At Tulane, for instance, a new business school dean ordered a review after noticing a discrepancy between test scores of its incoming students and the higher scores the school had been reporting to U.S. News & World Report.
Missouri’s curators ordered a review only after Nixon requested one be done in a letter dated two days after The Star’s articles were published.
Seeking rankings
The Star stories focused on the desire among UMKC officials to see the Bloch School ranked among the nation’s top business schools.
The articles raised questions about two rankings. One was a 2011 study published in the Journal of Product Innovation Management (JPIM) that ranked the Bloch School No. 1 in the world in innovation management research, above such notable business schools as Harvard and Stanford. That study was done by visiting Chinese scholars who worked on the UMKC campus at the invitation of Michael Song, the UMKC business school professor whom the JPIM study named the No. 1 researcher.
Song also reviewed the JPIM study before its publication, although those ties were not publicly revealed until The Star’s story appeared.
Also in question were the top 25 rankings that year and subsequent ones in The Princeton Review for the business school’s Regnier Institute for Entrepreneurship and Innovation. The Star’s investigation found several questions about the university’s use of data it submitted.
UMKC and Song maintain that the relationships with the authors of the JPIM study do not negate its findings and that school officials did not exaggerate or take shortcuts to gain the Princeton Review rankings.
UMKC also has noted that JPIM’s publisher reviewed the study and then commissioned an independent review, neither of which found any problems.
Likewise, the authors of the JPIM study deny that it was biased toward UMKC.
Before publication of The Star’s articles on UMKC, authors PianPian Yang and Lei Tao did not respond to reporters’ repeated requests for comment.
More than a week after the stories appeared, they sent an email responding to suggestions by some that the study was designed to deliver UMKC the No. 1 ranking.

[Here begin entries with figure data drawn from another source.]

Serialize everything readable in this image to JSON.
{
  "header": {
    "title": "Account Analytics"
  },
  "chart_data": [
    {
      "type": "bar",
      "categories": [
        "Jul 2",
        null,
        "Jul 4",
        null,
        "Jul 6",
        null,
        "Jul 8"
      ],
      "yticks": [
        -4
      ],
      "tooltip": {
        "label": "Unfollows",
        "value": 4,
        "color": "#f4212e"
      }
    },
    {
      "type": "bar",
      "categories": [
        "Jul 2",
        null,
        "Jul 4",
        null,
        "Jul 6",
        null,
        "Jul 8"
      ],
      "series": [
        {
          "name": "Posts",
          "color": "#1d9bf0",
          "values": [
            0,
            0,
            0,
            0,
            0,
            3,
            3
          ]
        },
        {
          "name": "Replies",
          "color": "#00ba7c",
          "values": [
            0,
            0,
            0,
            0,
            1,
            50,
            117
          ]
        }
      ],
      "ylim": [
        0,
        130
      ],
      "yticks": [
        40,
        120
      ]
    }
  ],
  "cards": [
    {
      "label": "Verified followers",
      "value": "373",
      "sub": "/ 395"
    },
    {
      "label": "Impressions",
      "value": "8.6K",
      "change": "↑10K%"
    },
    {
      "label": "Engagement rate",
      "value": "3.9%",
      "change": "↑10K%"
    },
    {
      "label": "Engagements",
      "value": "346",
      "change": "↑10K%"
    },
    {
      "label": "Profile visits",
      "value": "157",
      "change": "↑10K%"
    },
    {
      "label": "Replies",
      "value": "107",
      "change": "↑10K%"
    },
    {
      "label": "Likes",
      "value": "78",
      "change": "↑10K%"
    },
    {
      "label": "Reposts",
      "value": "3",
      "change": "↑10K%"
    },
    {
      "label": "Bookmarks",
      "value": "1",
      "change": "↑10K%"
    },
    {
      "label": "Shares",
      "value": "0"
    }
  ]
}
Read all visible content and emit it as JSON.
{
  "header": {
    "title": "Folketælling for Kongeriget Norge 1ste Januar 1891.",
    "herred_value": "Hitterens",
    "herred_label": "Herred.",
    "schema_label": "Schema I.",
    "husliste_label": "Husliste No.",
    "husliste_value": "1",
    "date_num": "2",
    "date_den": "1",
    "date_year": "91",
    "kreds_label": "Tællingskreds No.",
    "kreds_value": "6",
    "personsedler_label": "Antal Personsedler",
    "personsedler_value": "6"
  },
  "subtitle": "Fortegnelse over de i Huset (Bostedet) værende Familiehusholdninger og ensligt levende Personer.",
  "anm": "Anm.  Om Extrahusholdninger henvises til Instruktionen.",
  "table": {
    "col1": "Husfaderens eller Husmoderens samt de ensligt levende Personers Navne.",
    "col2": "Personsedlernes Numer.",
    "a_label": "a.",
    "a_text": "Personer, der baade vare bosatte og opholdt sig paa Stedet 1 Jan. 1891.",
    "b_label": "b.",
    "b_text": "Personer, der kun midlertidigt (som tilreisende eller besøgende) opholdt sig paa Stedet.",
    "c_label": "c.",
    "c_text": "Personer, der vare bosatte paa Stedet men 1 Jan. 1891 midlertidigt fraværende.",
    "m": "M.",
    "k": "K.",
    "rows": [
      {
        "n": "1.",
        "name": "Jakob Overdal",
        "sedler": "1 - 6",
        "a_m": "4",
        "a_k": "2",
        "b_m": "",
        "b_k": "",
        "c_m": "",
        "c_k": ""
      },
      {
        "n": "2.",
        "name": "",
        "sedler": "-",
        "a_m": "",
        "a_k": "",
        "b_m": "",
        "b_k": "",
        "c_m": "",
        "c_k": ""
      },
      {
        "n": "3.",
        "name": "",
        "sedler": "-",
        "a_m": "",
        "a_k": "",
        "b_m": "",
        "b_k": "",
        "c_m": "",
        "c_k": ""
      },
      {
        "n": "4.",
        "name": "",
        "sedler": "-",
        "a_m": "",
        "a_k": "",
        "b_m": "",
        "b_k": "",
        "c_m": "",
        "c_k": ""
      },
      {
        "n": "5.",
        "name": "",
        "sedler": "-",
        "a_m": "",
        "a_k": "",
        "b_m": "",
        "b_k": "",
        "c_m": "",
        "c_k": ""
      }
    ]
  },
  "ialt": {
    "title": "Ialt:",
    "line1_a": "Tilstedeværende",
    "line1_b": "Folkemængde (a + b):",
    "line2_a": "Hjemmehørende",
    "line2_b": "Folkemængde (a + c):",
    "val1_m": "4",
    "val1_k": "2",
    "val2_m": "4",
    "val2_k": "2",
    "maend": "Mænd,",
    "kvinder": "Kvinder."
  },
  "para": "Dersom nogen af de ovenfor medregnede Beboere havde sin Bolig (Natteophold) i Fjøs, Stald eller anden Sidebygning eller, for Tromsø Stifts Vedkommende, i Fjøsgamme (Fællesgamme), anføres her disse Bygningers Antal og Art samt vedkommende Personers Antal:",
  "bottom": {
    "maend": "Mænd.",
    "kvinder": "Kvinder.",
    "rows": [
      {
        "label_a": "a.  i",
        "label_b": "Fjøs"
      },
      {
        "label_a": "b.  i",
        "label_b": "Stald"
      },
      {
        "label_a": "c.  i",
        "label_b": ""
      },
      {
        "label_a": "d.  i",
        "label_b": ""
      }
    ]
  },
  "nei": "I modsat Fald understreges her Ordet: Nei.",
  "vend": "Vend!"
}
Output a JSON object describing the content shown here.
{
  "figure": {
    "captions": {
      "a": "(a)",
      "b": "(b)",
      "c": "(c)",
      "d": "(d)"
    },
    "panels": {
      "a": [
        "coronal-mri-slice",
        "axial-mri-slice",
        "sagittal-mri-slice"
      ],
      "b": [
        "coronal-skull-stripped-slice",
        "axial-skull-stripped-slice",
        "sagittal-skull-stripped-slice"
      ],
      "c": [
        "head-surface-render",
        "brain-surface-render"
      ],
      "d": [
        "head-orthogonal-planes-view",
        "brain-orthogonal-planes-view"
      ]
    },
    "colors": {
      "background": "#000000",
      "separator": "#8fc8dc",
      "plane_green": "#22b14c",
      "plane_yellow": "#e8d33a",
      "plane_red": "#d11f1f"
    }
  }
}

“Contrary to the speculation,” they wrote, “we initiated the research idea, developed the research design, selected the research methods, collected the data, performed the analysis, and completed the research independently, without any influences from anyone at UMKC.”
While acknowledging that they completed their research while at UMKC, Yang and Tao said that “the majority of the research and draft of the ranking study was completed by the end of 2009, more than eight months before we became visiting scholars at UMKC.”
Should the PwC investigative report find any problems, Poliakoff said, the next steps will be for the curators and top university officials to fix them and restore public confidence.
“Right now the cow is out of the barn,” he said. “They have to deal with the problem and shut the barn door by establishing real clear policies.”